Let the World InPrints by Robert Rauschenberg from the National Gallery of Art and Related Collections
Rauschenberg's collection of old photographs of family and friends, many of which he took himself, was the starting point for his Ruminations series from 1999. The print entitled 'topher features images of the artist, his former wife Susan Weil, and their son Christopher as a young boy. The images were transferred onto photosensitized metal plates and reconstituted by brushing on photographic developer in broad, painterly strokes. The vigorous mark-making and limited tonal palette that characterized Rauschenberg's early work is reprised here with a striking innovation: whereas the early prints featured gestural marks interspersed with photographic images, the new process allows the mark and image to merge as one. The Ruminations project shows Rauschenberg at his most meditative.
Throughout his career Rauschenberg has been quick to adopt new materials and methods, and he relishes the medium's unpredictability. To his mind, the technical and mechanical aspects of printmaking afford him a healthy distance from the process, allowing for spontaneous interventions. In addition, he recognizes the power of printmaking to reach broad audiences with multiple impressions. Rauschenberg continues to reach out to the world and let the world in, offering us matchless opportunities to appreciate its strange and unforeseen beauty.

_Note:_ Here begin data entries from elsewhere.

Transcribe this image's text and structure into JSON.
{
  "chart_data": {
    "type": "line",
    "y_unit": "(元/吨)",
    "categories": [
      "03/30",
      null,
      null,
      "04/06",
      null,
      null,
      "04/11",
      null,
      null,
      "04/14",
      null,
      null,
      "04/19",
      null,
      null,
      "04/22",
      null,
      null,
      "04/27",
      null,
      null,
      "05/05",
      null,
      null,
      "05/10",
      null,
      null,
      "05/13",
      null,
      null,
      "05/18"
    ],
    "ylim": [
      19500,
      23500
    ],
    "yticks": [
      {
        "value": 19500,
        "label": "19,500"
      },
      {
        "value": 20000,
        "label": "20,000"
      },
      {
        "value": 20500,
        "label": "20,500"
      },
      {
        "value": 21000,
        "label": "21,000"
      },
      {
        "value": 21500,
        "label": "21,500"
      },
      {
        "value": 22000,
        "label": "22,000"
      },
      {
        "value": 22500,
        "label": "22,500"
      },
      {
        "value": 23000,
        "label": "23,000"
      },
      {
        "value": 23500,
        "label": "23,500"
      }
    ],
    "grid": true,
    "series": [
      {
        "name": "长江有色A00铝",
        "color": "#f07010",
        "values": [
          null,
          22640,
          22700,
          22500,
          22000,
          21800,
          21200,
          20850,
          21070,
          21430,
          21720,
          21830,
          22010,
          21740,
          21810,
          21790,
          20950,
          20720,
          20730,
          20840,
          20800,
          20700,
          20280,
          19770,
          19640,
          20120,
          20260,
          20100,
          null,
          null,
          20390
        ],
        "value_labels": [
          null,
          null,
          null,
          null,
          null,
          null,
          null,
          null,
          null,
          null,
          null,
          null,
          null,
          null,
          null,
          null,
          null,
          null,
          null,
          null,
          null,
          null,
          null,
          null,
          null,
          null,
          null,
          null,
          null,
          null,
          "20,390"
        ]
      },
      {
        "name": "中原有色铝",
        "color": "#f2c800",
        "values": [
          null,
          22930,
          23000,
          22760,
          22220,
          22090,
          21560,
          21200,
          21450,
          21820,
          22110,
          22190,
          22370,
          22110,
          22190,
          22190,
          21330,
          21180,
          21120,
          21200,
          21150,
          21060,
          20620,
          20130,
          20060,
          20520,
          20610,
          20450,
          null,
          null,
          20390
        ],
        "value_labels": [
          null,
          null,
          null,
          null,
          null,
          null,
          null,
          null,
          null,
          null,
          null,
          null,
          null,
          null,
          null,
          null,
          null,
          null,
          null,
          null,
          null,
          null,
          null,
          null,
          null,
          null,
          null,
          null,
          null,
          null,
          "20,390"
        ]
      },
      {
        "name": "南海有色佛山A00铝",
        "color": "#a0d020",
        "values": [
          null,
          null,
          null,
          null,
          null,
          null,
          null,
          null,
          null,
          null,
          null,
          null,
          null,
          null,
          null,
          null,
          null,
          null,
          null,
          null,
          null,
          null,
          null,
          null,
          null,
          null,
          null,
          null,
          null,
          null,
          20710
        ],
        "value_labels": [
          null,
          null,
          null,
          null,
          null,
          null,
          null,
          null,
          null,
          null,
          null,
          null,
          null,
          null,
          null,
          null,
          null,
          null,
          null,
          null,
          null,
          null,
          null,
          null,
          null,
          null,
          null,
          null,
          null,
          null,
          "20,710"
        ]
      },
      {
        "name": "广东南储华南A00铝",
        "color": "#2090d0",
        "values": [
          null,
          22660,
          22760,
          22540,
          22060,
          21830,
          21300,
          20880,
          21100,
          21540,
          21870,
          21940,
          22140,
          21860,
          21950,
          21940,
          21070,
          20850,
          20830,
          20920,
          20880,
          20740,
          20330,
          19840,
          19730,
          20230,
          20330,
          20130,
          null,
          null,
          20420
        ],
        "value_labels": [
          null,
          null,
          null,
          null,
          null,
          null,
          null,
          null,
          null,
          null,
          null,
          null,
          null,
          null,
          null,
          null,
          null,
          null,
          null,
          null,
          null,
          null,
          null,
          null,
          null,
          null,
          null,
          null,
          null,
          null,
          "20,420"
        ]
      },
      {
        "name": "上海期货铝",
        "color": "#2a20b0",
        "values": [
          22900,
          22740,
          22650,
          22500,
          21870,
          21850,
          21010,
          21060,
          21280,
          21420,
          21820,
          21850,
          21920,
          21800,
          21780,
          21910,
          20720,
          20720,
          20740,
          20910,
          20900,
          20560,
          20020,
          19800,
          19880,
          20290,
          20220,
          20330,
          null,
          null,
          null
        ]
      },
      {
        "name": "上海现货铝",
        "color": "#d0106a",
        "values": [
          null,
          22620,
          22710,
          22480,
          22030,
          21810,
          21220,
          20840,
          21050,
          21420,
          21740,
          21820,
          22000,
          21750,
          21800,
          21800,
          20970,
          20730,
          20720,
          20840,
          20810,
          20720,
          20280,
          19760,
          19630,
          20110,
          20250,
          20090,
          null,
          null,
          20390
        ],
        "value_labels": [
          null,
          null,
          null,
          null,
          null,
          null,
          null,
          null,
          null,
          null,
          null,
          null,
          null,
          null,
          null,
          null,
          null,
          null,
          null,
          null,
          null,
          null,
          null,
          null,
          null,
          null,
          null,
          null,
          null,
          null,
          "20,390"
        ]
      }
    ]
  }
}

This exhibition is no longer on view at the National Gallery.
Overview: 59 prints created by American artist Robert Rauschenberg throughout his career were on view in this exhibition. The works were selected from the holdings of the National Gallery of Art, supplemented by loans from the artist and other collectors. The title of the exhibition was drawn from a statement by art historian Leo Steinberg, who wrote that Rauschenberg's art "let the world in again" by using everyday objects at a time when abstraction dominated. The presentation was arranged chronologically in five galleries, starting with Rauschenberg's prints from the early 1960s and continuing into the first decade of the 21st century.
The world premiere of an expanded version of the musical composition Sanctuary by Roger Reynolds was presented on November 18. The work was performed by the red fish blue fish percussion ensemble. High school studio workshops included a tour and discussion of the exhibition followed by an in-studio printmaking activity.
Organization: The exhibition was organized by the National Gallery of Art. Charles Ritchie, associate curator of modern prints and drawings, was the curator.
Sponsor: The exhibition was made possible by Lockheed Martin Corporation. Creation and performace of Sanctuary was made possible by the collaboration of the National Gallery of Art, the Contemporary Music Forum, and the National Endowment for the Arts. The performance was supported by the Randy Hostetler Living Room Fund of Washington DC.
Attendance: 75,619
Brochure:Let the World In: Prints by Robert Rauschenberg from the National Gallery of Art and Related Collections, by Charles Ritchie about the artist and his printmaking. Washington DC: National Gallery of Art, 2007.